Cape Town tables plan for two inner-city social housing projects
Announcement hailed as a victory for housing activists
The City of Cape Town has released two parcels of land for major social housing projects near the city centre.
There are now 800 central Cape Town social housing units in or near the construction phase.
The release of land has been hailed as a victory for land and housing activists.
The City of Cape Town has tabled the release of land for two major social housing projects — the development and construction of the Salt River Market precinct, and the release of the remainder of the Pickwick Road site — for social housing.
In council on Thursday, Mayor Geordin Hill-Lewis announced that the Salt River site will deliver 216 social housing units in a nine-storey mixed-use development. The Pickwick Road site in Salt River is to offer 600 social housing units in an eight-storey development.
The announcement has been lauded as a victory for land and housing activists who for years have been calling for the City to speed up developments of affordable housing in well-located areas.
Ndifuna Ukwazi, a land and housing organisation, said the release of the sites was a “welcoming step towards seeing affordable housing on the site”. However, they noted that the progress on these affordable housing projects has been very slow.
In July 2017, the City announced that 11 pieces of public land in the city centre, Woodstock and Salt River would be used to develop social and transitional housing. These are located in Pine Road, New Market Street, Fruit and Veg Drury Street, Upper Canterbury Street, Woodstock Hospital, Woodstock Hospital Park, James Street, Dillon Lane, Salt River Market, Pickwick Road Transitional and Pickwick Road.
Five years on, only part of the Pickwick Road transitional site has been completed and no construction work has started at the other sites.
Thursday’s announcement could signal a change of pace for the City. Hill-Lewis said that “Our Land Release Programme is gaining momentum. Our goal is a more rapid pipeline for social housing and mixed-use private sector development.”
Hill-Lewis said that in the last three months, three properties, which include the ones in Salt River and Pickwick Road, with over 1,000 social housing units were presented to the city council.
He said they are “advancing an advocacy agenda” for the national government to release the large pieces of unused state land in the city, which he claims are “at least 77 times the size of the land the city owns”.
Mayoral Committee Member for Human Settlements, Malusi Booi, said the release of Salt River Market means the City now has over 800 central Cape Town social housing units in or near the construction phase via social housing partners, and 6,500 social housing units in the pipeline across 50 land parcels across the city.
According to the City’s Municipal Spatial Development Framework, “35,000 housing opportunities must be supplied each year, over 20 years, to meet the current backlog”.
The other projects are Maitland (± 200 social housing units), two projects in Woodstock, Pine Road (± 240 social housing units) and Dillon Lane (±150 social housing units). Inner city projects in the land-use management phase include Newmarket Street (±200 social housing units) and Woodstock Hospital precinct, where Booi claims that around 700 social housing units have been delayed due to “the orchestrated building hijackings of March 2017”.
The old Woodstock Hospital is the site of an occupation known as Cissie Gool House by members of Reclaim the City and supported by Ndifuna Ukwazi.
Its occupiers are families that had been forced out of their homes in Salt River and Woodstock by gentrification and have persistently advocated for affordable or social housing projects in and around the City centre. At the time of the occupation, no such housing had been built or was planned by the City.
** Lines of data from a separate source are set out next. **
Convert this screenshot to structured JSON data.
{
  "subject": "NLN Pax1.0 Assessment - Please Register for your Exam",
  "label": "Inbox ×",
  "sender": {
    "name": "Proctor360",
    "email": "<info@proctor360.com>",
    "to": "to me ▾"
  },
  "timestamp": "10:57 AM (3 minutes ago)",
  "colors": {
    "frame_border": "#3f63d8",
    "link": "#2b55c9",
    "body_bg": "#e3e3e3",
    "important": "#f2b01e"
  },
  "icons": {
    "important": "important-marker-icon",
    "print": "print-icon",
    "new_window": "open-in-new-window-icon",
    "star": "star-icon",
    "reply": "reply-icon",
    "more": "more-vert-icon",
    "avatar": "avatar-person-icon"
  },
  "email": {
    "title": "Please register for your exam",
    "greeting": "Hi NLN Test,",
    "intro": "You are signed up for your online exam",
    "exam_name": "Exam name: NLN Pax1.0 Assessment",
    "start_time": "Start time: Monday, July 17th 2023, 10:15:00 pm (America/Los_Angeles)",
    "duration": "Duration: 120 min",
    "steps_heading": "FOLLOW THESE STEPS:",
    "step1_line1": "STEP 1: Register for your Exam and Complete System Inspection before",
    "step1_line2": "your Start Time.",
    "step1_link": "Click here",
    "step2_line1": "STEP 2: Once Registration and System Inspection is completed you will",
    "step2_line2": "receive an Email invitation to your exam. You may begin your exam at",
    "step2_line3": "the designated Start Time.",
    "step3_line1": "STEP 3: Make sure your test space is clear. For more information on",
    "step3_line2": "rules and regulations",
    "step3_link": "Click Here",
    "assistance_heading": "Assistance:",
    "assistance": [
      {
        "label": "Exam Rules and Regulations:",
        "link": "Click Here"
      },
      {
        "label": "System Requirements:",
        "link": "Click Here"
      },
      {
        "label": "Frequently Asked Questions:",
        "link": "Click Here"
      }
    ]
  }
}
“The struggle to release the Salt River Market for affordable housing dates back to as early as 2008 … These protracted delays need to be addressed systematically and accounted for,” said Ndifuna Ukwazi in their statement on the release of land.
Zackie Achmat, a founder of Ndifuna Ukwazi, told GroundUp that the mayor’s commitment to the Salt River and Pickwick sites was a victory.
“The road to spatial justice was opened by many comrades and commenced in the CBD with our struggle to ensure that the Tafelberg site becomes a space for social housing. We remember that the mayor also promised housing on the Rondebosch Golf Course and hold him to that promise as a priority,” he said.
Achmat urged Hill-Lewis to formally recognise the occupations at Cissie Gool House and at the old Helen Bowden Nurses’ Home (known to its occupiers as Ahmed Kathrada House) and to assist in transforming them into cooperative rental housing.
Ndifuna Ukwazi researcher Robyn Park-Ross said that the land release is an essential step but cautioned that other sites that were approved for release in October 2019 at Pine Road and Dillon Lane have not been developed almost three years later.
“These examples warn us that it may still be many years before we see homes on the Salt River Market site. The proof that there is political will to develop these sites will be in seeing people live in affordable homes on the sites,” said Park-Ross.